Her family would have preferred she attend an all-girls school, but Zanaty earned a degree in mass communication from the co-ed Misr International University and works on campus as a teaching assistant, making around $450 a month. She dreams of running her own advertising agency, but admits she would have to leave her country to make that dream come true. There is gender discrimination, but a more relevant challenge is the woeful job market.

In a country where 40 percent of the population is illiterate, a college degree should guarantee a good-paying job, but that is not the case. Even relatively robust economic growth can't keep up with this country's population explosion. Each year, 700,000 Egyptians earn college diplomas and then scramble for 200,000 jobs, and it is a grim joke that Cairo has some of the best educated taxi drivers in the world. Even upper-middle class freshman students are pessimistic about a change for the better.

"Because every aspect of our life here in Egypt is corrupt," says Kismet Waked, sitting in a computer lab lined with shiny new Apple desktops. "We're not given the chance to speak freely. I personally would like to go abroad and see things from different perspectives and learn new things so I can bring them back here and try and improve."

Egypt counts the United States among its allies, and President George W. Bush often points to Egypt as a commendable model of democracy in a region dominated by authoritarian rule. But for nearly 30 years, President Hosni Mubarak has run this country like a modern pharaoh, clinging to power through police brutality, media censorship and rigged elections. Zanaty and her friends are hesitant to criticize their government on the record, and like the vast majority of Egyptians, they do not bother to vote.

"I don't see how that would affect me," she says. "Recently, I guess they are trying their hardest to open up [elections to opposition candidates]. I stress 'recently.'"

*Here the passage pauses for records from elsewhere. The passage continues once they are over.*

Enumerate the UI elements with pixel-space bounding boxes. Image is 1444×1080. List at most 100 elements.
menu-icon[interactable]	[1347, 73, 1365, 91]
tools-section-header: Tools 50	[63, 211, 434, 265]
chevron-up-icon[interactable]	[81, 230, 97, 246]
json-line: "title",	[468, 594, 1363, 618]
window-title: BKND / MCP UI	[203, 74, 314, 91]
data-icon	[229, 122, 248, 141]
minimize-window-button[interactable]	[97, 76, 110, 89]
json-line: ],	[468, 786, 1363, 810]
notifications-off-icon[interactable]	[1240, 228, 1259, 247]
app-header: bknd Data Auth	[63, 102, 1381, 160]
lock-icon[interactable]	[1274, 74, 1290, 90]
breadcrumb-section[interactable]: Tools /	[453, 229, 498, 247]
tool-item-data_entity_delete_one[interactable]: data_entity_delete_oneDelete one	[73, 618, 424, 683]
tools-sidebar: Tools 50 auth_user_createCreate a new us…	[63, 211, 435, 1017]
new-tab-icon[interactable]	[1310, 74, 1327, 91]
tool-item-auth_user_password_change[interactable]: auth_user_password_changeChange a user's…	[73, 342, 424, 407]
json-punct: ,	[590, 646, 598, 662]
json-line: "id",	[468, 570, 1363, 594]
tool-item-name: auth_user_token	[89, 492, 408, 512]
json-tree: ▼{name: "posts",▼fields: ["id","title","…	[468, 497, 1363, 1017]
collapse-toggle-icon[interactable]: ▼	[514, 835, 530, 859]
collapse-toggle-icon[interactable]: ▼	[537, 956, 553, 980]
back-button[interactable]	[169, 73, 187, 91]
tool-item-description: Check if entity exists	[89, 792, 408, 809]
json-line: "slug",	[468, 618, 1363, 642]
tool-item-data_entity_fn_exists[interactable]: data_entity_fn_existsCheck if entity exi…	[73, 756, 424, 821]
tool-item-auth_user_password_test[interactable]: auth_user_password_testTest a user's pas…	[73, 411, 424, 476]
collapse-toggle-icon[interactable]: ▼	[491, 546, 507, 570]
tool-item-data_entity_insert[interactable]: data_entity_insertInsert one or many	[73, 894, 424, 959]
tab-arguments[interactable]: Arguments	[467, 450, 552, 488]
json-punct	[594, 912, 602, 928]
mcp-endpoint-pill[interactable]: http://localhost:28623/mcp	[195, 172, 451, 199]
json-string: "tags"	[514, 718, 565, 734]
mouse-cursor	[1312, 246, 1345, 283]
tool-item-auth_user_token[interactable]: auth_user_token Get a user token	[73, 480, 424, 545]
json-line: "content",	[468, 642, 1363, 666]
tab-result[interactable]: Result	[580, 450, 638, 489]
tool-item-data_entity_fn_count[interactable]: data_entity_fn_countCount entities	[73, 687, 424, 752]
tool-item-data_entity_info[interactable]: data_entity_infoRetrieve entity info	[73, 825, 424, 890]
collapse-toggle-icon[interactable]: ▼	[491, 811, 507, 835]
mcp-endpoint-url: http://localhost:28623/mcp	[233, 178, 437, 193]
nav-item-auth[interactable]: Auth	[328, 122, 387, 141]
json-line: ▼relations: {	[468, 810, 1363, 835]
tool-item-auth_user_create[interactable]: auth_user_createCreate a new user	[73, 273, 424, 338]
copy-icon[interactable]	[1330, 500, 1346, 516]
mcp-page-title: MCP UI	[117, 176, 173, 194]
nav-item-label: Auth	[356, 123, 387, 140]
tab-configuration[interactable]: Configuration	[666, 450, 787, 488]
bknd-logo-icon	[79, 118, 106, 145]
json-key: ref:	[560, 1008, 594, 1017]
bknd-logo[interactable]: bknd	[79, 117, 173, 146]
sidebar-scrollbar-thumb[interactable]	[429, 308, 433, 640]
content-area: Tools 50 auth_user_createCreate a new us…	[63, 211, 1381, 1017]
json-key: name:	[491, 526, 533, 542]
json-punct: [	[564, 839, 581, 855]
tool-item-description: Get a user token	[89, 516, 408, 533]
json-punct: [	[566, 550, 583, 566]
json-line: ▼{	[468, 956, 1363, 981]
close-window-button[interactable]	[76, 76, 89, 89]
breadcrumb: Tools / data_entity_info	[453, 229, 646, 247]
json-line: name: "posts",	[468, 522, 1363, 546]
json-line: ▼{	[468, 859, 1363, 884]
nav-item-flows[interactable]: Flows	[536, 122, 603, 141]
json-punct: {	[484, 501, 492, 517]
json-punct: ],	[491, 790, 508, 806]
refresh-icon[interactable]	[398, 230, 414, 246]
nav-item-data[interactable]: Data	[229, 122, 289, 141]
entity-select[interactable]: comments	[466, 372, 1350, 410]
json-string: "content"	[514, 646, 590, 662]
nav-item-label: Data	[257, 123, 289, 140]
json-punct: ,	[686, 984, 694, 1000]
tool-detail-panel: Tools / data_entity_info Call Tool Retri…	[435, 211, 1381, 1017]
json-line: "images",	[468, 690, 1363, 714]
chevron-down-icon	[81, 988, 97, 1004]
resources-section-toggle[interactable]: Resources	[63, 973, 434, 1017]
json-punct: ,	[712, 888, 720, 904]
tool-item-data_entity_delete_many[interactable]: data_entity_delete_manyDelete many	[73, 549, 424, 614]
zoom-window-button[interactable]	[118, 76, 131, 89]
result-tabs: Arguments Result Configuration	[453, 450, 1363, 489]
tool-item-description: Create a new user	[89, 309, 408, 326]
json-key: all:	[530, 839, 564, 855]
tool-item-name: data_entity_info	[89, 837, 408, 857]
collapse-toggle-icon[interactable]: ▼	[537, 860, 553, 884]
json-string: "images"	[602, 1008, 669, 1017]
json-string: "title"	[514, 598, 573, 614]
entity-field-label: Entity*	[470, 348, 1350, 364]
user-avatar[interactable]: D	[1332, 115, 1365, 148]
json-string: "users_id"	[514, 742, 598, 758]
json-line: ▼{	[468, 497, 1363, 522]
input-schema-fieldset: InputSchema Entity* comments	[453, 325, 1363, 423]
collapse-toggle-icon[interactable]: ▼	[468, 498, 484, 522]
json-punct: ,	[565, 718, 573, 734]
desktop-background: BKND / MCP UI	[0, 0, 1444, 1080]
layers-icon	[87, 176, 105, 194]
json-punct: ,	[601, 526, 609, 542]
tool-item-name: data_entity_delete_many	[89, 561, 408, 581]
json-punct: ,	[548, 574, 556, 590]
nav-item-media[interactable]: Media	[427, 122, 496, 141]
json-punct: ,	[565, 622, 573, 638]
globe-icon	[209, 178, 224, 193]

But while she has developed a relatively liberal world view in Cairo, political oppression and economic turmoil have driven millions of her peers to become more religious … some to the extreme. Mosque construction has boomed and Islamist parties like the Muslim Brotherhood have grown stronger, managing to win a small percentage of seats in parliament despite Mubarak's crackdowns. But Zanaty doesn't see her country slipping toward more theocratic rule.

"It's not what the people want."

And she says she and her peers have nothing but disdain for Egyptians like Ayman al Zawahiri and Mohammed Atta, two of the most famous names in al Qaeda. "They are not us. You get radicals in absolutely everywhere and absolutely every religion. I mean, come on, don't tell me you don't have cults or radical thinkers in the States."

When asked for her impressions of America, she smiles wryly and stirs her tea.

"It's a country that should practice what it preaches," she says. "And with the amount of preaching it's doing, it has a lot of practicing to catch up on: Absolute total disregard for state sovereignty. I mean, come on. I'm sorry, but who do you think you are? In the past, if the States was a strong country, it was because it had thinkers. It had amazing scientists, amazing programs, but right now it's like a jock. Very powerful, very athletic, but in a couple of years it will burn out and what's left is a totally useless nation. I don't think it's what the American people want."

She says she hopes to move to Italy soon, but would consider living in America. "If me being there would change even one person's point of view about Muslims and the Arab world, then I'd live there for my entire life."